This approach reflects a pragmatic shift as hybrid vehicles gain dominance in several major markets, where non-plug-in hybrids now account for a significant share of new car sales. The move also highlights how late Volkswagen is entering a segment long led by Japanese manufacturers.
The emergence of full hybrid systems dates back to the late 1990s, driven primarily by Japanese brands. These technologies took time to establish themselves, but they now dominate in several markets, where non-plug-in hybrids have overtaken other electrification strategies apart from mild hybrid systems.
European manufacturers, however, have not moved at the same pace. Renault, for instance, developed its own full hybrid solution internally, while Volkswagen only unveils its system in 2026, years after its competitors.
A Hybrid System Built From Existing Components
Volkswagen did not start from scratch to create its hybrid powertrain. According to Automobile Magazine, the company chose to reuse elements from its existing engine lineup while integrating new components where necessary. The 1.5 TSI four-cylinder engine remains at the core of the system, paired with a newly added hybrid module positioned alongside it under the hood.
To accommodate the high-voltage battery, Volkswagen followed a layout similar to other manufacturers by placing a 1.6 kWh liquid-cooled unit under the rear bench seat, alongside the 12V battery. This packaging strategy avoids major structural changes while enabling electrification.
The hybrid system itself is described as a compact unit integrating electric motors and a single gear ratio, eliminating the need for a conventional gearbox. The transmission engages via a clutch at certain speeds, a principle also seen in Honda’s hybrid systems.
Schaeffler’s Multi-Mode Hybrid Module at the Core
The hybridization of Volkswagen’s engine appears closely linked to technology developed by the German supplier Schaeffler. Shortly after Volkswagen revealed its system, Schaeffler presented details of its Multi Mode Hybrid (MMH) transmission, designed specifically to convert combustion engines into hybrid setups.

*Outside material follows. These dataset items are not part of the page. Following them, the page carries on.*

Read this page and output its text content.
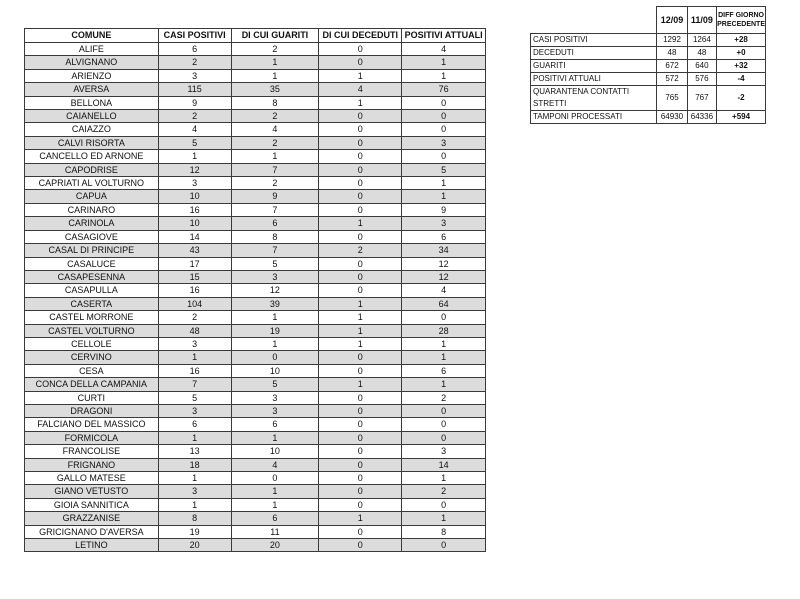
COMUNE	CASI POSITIVI	DI CUI GUARITI	DI CUI DECEDUTI	POSITIVI ATTUALI
ALIFE	6	2	0	4
ALVIGNANO	2	1	0	1
ARIENZO	3	1	1	1
AVERSA	115	35	4	76
BELLONA	9	8	1	0
CAIANELLO	2	2	0	0
CAIAZZO	4	4	0	0
CALVI RISORTA	5	2	0	3
CANCELLO ED ARNONE	1	1	0	0
CAPODRISE	12	7	0	5
CAPRIATI AL VOLTURNO	3	2	0	1
CAPUA	10	9	0	1
CARINARO	16	7	0	9
CARINOLA	10	6	1	3
CASAGIOVE	14	8	0	6
CASAL DI PRINCIPE	43	7	2	34
CASALUCE	17	5	0	12
CASAPESENNA	15	3	0	12
CASAPULLA	16	12	0	4
CASERTA	104	39	1	64
CASTEL MORRONE	2	1	1	0
CASTEL VOLTURNO	48	19	1	28
CELLOLE	3	1	1	1
CERVINO	1	0	0	1
CESA	16	10	0	6
CONCA DELLA CAMPANIA	7	5	1	1
CURTI	5	3	0	2
DRAGONI	3	3	0	0
FALCIANO DEL MASSICO	6	6	0	0
FORMICOLA	1	1	0	0
FRANCOLISE	13	10	0	3
FRIGNANO	18	4	0	14
GALLO MATESE	1	0	0	1
GIANO VETUSTO	3	1	0	2
GIOIA SANNITICA	1	1	0	0
GRAZZANISE	8	6	1	1
GRICIGNANO D'AVERSA	19	11	0	8
LETINO	20	20	0	0
	12/09	11/09	DIFF GIORNO PRECEDENTE
CASI POSITIVI	1292	1264	+28
DECEDUTI	48	48	+0
GUARITI	672	640	+32
POSITIVI ATTUALI	572	576	-4
QUARANTENA CONTATTI STRETTI	765	767	-2
TAMPONI PROCESSATI	64930	64336	+594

This module is likely the key component enabling Volkswagen’s transition. The MMH combines two electric motors within a compact unit: one connected to the crankshaft acting as a starter-generator, and another driving the wheels. The latter is an asynchronous motor, which reduces drag when inactive, such as when the combustion engine alone powers the vehicle.
The module is available in three power levels, with Volkswagen selecting the mid-range version delivering 250 Nm of torque and up to 110 kW. Despite its compact design, the unit weighs 125 kg and is mounted on the front axle, adding to the overall mass when combined with the battery and power electronics. Schaeffler claims this system can reduce fuel consumption by up to 16 percent compared to a conventional combustion vehicle.
A Focus on Simplicity and Reliability
Hybrid systems are often associated with technical complexity, as illustrated by Renault’s clutch-based transmission, which has raised reliability concerns. Schaeffler, however, has emphasized simplicity in its MMH design to ensure broader compatibility and durability.
The module contains 11 bearings, two electric motors, a set of gears, and a single oil pump serving the entire system. This streamlined architecture is intended to limit additional failure points while remaining adaptable to transverse engine layouts used by many manufacturers.
While the design appears straightforward on paper, real-world reliability remains to be proven. The long-term performance of this hybrid setup will only become clear as more vehicles accumulate mileage in everyday conditions.